Средиземноморская Франция в раннее средневековье. Проблема становления феодализма - Игорь Святославович Филиппов
Шрифт:
Интервал:
Закладка:
Этот парадокс был связан, по-видимому, с невозможностью перешагнуть через некоторые положения К. Маркса, сегодня уже не воспринимаемые как бесспорные. Так, зная, конечно же, что крепостничество не было всегда и везде преобладающей формой зависимости, К. Маркс принимал ее за логически нормальную для феодализма[4499]. И именно в отработочной ренте, наиболее тесно связанной с крепостничеством и особенно обременительной для крестьянина, он видел истинное воплощение сущности докапиталистической ренты, рассматривая продуктовую и денежную ренты как ее превращенные и уже чреватые новым содержанием формы[4500]. Поэтому, хотя лишение крестьянина всего прибавочного продукта не было ни самым массовым, ни даже среднестатистическим для феодализма явлением, оно виделось ему неким пределом, к достижению которого субъективно стремился каждый феодал и объективно — феодальная система в целом. Справедливости ради, следует сказать, что анализируя эволюцию феодальных отношений и их трансформацию в буржуазные, К. Маркс в значительной мере абстрагировался от этой логики, свидетельством чему, например, его наблюдения о копигольде. В своих общих рассуждениях об экономической истории, в том числе о специфике феодального накопления, он также исходил из более правдоподобных представлений. Но лучшей защитой К. Марксу служит тот факт, что и век спустя его мысли вызывают интерес и приглашают к размышлению.

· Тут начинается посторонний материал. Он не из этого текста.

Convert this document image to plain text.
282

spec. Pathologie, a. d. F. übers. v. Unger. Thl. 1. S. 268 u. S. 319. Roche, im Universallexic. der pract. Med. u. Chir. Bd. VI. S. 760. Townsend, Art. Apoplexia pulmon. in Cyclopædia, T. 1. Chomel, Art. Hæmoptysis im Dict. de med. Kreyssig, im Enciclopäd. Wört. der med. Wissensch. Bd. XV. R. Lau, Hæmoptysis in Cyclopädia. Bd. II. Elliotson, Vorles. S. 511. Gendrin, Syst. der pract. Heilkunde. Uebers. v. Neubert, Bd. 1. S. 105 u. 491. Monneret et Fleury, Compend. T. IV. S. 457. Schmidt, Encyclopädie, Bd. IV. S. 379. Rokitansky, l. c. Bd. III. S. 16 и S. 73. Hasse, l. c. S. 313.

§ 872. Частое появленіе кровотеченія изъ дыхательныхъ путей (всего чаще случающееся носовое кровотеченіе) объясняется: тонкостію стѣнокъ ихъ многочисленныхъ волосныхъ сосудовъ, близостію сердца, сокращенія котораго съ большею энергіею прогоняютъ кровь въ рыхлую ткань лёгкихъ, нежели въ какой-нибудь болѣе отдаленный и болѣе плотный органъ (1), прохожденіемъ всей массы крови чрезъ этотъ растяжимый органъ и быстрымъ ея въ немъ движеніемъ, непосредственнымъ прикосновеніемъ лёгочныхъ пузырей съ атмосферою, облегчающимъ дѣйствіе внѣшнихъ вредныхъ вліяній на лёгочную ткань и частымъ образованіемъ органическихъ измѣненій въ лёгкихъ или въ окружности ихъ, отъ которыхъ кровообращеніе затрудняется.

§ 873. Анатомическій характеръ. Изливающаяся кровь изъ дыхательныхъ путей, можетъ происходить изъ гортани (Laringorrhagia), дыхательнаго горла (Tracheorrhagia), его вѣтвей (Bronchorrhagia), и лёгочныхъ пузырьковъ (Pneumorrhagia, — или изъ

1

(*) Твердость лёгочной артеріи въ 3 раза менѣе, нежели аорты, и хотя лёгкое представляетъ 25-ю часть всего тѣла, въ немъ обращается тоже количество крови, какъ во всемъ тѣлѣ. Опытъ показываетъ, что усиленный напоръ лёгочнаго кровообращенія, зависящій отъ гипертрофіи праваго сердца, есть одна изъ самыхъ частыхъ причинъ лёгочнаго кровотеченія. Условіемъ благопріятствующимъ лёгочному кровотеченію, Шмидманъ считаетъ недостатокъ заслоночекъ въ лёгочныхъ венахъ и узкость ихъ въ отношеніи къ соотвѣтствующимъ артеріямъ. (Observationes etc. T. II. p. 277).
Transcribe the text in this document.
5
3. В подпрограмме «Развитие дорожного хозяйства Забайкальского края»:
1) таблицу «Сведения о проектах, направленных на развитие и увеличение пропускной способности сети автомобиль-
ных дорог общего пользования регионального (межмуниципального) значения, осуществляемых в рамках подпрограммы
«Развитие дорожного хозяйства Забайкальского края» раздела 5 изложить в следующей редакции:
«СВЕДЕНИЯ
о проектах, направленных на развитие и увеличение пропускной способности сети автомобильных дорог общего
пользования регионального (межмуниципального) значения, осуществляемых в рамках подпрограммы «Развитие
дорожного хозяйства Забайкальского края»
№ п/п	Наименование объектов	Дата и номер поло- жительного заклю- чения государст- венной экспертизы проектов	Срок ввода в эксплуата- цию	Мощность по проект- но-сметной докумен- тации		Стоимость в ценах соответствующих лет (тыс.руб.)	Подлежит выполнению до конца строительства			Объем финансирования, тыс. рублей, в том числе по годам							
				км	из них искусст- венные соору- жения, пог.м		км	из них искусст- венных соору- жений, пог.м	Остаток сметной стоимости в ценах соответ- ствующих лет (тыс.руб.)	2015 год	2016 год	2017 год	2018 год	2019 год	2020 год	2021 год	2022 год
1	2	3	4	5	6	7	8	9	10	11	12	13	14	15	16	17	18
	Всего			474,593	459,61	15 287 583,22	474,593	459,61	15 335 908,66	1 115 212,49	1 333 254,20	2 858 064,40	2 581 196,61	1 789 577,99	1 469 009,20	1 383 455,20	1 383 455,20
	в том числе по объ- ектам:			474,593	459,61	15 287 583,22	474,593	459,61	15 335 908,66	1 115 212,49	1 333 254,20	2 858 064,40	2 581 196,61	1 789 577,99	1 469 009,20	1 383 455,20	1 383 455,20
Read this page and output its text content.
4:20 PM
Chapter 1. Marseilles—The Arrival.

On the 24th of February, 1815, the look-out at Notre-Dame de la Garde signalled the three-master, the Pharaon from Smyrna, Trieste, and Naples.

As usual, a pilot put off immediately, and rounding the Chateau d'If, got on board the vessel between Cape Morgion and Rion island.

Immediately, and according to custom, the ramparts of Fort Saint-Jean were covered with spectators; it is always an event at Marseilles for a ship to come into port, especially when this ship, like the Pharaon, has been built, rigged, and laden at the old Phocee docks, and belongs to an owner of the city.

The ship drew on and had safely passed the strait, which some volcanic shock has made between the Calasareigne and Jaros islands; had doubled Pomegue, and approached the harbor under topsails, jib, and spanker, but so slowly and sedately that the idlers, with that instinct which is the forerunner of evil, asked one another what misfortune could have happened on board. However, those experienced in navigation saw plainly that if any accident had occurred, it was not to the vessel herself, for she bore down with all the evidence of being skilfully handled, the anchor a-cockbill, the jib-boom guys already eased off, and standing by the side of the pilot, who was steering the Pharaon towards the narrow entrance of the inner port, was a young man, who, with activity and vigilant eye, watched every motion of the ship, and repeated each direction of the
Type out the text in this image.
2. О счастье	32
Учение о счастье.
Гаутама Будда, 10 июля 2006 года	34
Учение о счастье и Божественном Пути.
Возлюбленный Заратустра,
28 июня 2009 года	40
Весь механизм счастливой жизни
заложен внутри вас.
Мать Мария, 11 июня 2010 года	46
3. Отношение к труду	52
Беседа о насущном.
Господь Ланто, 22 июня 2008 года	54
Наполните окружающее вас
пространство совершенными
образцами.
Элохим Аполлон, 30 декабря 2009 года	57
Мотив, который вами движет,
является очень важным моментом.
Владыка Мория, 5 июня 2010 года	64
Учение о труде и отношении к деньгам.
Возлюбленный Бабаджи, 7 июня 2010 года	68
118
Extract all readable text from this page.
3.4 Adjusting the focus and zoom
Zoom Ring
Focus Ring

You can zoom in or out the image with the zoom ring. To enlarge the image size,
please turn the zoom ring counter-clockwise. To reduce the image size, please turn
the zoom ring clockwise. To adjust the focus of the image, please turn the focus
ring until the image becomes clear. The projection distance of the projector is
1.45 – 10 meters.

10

Современная западная медиевистика также испытала влияние марксовой трактовки этого вопроса, однако определяющими для нее оказались другие историографические веяния. Суммируя немногие высказывания на этот счет в печати и впечатления от частных бесед, скажу, что, несмотря на различия в методологии и научном стиле, в данном случае французская историография зачастую также исходит из априорных соображений, зависящих от общих исторических представлений и идеологических установок автора. Ученые консервативного склада, склонные к романтическому восприятию средневековья, обычно исходят из презумпции безбедного существования зависимого крестьянства, по крайней мере, на землях церкви, нарушаемого лишь эпизодическими эксцессами, в целом, урегулированными в рамках Божьего мира. Напротив, исследователи, придерживающиеся либерально-социалистической традиции (сегодня, безусловно, преобладающей), считают самоочевидным факт эксплуатации и различаются лишь в оценке ее масштабов. По мнению П. Боннасси, она была тяжелой, тогда как, по мнению Б. Кюрсента, для такого суждения достаточных оснований нет. Ж.-П. Поли делает акцент на стадиальных различиях, М. Бурэн — на многообразии ситуаций, имевших место в одной и той же местности. И, конечно же, все подчеркивают высокую вероятность региональных различий, а значит, ограниченную репрезентативность своих выводов… Думаю, что французским коллегам следует самим определиться в этой историографической ситуации, слишком деликатной и интимной, чтобы иностранцу пристало высказывать о ней свое суждение. Замечу лишь, что если советским медиевистам, писавшим об этой проблеме, порой недоставало эмпирических данных, то во французской медиевистике наблюдается, скорее, дефицит интереса к экономической теории, мешающий обобщить все более богатый фактический материал.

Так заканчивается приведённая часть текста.